Example 8—Preliminary Ex-vivo Proof of Concept Study on Human Cervical Tissue

(150) Following the results from preclinical studies with the tumor-bearing mouse model, a study using excised human tissue was designed in order to further fine-tune the scattering and spectroscopy optical features, and to demonstrate the ability of the spectroscopy and scattering optical set-ups to distinguish between abnormal and normal tissues of resected cone biopsy specimens.

(151) A total of 15 women with a biopsy diagnosis of cervical dysplasia underwent colposcopy following which a loop electro excisional procedure was performed. The conization specimens were marked with normal and abnormal areas according to the clinician's assessment during colposcopy and were scanned with the optical set-ups and the results recorded.

(152) Spectroscopy:

(153) White light was shone onto the tissue samples and measured subsurface scattering spectra at different wavelengths (FIG. 27) were processed by the algorithms disclosed above, enabling the extraction of several parameters to characterize the shapes of the spectra for different wavelengths of light. The cancerous tissue (2020) has a distinctly different spectrum from the normal tissue (2010) at all of the measured wavelengths.

(154) Scattering:

(155) To measure the spatial distribution of the scattered light, as shown in FIG. 28, the tested tissue (2190) was illuminated by a narrow monochromatic infrared laser beam (2110). The scattered light (2120) was captured by a complementary metal-oxide-semiconductor (CMOS) detector (2130), which was placed at a fixed distance from the window glass attached to the tested tissue.

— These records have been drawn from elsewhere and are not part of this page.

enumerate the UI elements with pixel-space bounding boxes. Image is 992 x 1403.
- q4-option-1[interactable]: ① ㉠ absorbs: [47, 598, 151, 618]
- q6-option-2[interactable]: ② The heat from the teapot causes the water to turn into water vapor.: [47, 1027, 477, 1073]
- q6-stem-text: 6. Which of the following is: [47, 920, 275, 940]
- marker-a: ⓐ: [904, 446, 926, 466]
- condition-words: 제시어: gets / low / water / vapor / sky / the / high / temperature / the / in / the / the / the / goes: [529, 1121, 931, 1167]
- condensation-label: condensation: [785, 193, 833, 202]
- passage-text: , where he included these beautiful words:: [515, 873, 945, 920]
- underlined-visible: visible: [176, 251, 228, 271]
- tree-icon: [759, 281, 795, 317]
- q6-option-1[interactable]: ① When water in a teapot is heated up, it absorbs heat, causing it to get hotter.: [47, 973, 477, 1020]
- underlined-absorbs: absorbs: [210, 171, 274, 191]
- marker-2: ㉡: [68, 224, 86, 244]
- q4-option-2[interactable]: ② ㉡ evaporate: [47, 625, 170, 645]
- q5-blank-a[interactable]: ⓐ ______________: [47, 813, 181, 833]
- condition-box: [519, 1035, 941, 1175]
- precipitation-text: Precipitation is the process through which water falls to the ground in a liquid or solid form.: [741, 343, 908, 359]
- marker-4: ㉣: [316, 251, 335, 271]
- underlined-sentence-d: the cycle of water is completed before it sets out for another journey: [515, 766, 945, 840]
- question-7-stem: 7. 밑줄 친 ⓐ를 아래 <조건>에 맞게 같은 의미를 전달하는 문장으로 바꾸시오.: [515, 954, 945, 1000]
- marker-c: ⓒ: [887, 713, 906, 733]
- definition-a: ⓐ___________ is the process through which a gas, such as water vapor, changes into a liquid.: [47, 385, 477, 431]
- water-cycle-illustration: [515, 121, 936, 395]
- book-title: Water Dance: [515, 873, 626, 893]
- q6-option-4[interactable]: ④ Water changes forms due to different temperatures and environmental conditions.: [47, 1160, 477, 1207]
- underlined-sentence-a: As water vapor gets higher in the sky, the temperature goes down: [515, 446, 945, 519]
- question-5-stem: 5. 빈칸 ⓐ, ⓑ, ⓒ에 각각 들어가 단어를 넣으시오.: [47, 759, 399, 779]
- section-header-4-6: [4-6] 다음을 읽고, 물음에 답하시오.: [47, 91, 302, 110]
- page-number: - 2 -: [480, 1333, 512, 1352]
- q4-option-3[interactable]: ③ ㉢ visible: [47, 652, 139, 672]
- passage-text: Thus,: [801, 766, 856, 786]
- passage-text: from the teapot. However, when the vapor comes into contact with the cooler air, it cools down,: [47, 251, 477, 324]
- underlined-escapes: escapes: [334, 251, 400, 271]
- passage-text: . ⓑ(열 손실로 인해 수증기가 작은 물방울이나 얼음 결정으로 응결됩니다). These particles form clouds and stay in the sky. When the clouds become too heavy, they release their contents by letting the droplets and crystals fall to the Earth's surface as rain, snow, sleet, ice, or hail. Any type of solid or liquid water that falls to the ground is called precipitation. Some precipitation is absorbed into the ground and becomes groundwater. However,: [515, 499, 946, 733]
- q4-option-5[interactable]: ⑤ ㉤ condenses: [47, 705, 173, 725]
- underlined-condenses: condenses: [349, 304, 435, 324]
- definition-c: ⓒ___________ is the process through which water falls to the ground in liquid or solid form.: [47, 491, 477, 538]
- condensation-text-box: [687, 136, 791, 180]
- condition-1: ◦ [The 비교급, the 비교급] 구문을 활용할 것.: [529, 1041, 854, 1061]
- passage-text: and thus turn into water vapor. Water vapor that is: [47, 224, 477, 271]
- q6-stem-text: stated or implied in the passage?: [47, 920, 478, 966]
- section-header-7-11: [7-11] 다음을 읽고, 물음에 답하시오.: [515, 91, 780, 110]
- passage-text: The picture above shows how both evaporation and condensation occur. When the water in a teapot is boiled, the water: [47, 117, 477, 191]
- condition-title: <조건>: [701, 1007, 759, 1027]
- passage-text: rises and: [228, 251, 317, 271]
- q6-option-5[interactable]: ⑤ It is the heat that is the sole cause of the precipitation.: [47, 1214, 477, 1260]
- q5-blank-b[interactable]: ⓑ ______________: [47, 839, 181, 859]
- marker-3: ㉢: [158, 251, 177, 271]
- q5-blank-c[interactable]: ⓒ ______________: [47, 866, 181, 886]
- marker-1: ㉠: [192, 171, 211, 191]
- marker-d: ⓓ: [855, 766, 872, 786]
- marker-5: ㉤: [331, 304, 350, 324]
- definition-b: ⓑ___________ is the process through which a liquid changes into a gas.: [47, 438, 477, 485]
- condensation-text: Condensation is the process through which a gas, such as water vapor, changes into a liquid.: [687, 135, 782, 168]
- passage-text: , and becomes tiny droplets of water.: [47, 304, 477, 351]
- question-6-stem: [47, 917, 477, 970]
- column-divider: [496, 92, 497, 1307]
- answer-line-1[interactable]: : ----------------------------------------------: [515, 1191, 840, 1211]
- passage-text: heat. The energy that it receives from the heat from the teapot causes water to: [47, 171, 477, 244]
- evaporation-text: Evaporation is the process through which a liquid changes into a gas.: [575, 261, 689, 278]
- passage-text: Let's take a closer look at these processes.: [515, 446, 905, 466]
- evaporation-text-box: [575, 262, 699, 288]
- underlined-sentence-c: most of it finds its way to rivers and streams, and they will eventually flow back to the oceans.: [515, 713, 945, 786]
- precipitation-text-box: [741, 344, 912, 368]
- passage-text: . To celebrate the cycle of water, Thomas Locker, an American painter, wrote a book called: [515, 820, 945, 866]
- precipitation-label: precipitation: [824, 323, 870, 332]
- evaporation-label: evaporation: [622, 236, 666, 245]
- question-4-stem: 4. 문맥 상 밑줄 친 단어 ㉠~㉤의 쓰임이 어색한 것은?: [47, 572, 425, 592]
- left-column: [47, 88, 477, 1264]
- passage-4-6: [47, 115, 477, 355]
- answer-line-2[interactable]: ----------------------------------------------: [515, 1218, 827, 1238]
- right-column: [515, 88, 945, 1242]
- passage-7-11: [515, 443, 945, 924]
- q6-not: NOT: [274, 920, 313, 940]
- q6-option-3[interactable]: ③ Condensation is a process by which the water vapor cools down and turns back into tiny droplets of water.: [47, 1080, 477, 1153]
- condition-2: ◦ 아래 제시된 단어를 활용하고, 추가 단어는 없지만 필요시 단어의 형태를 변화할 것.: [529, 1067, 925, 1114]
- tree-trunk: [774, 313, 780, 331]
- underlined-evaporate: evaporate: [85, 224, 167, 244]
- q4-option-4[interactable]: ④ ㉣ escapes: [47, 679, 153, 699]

(156) The captured CMOS images of all samples and parameters were extracted as was the speckle size and asymmetry in speckle distribution.

(157) The extracted parameters from spectroscopy and scattering were used as the input of the classifier function for assessment of system accuracy vs. clinical examination.

(158) The specimens were then sent for pathological evaluation by a blinded pathologist. Formal colposcopy records and optical probe images were then evaluated and compared with the final pathology report.

(159) Results: Ninety-seven samples were taken forty five samples from ‘abnormal areas’ and 42 samples from ‘normal areas’, as defined by the clinician. The pathologist diagnosed 58 samples as dysplastic and 39 samples as normal. Clinician assessment yielded sensitivity of 48% and specificity of 49%.

(160) The optical probe scan predicted 58 sample points as abnormal and 39 points as normal with sensitivity of 90% and specificity of 77%.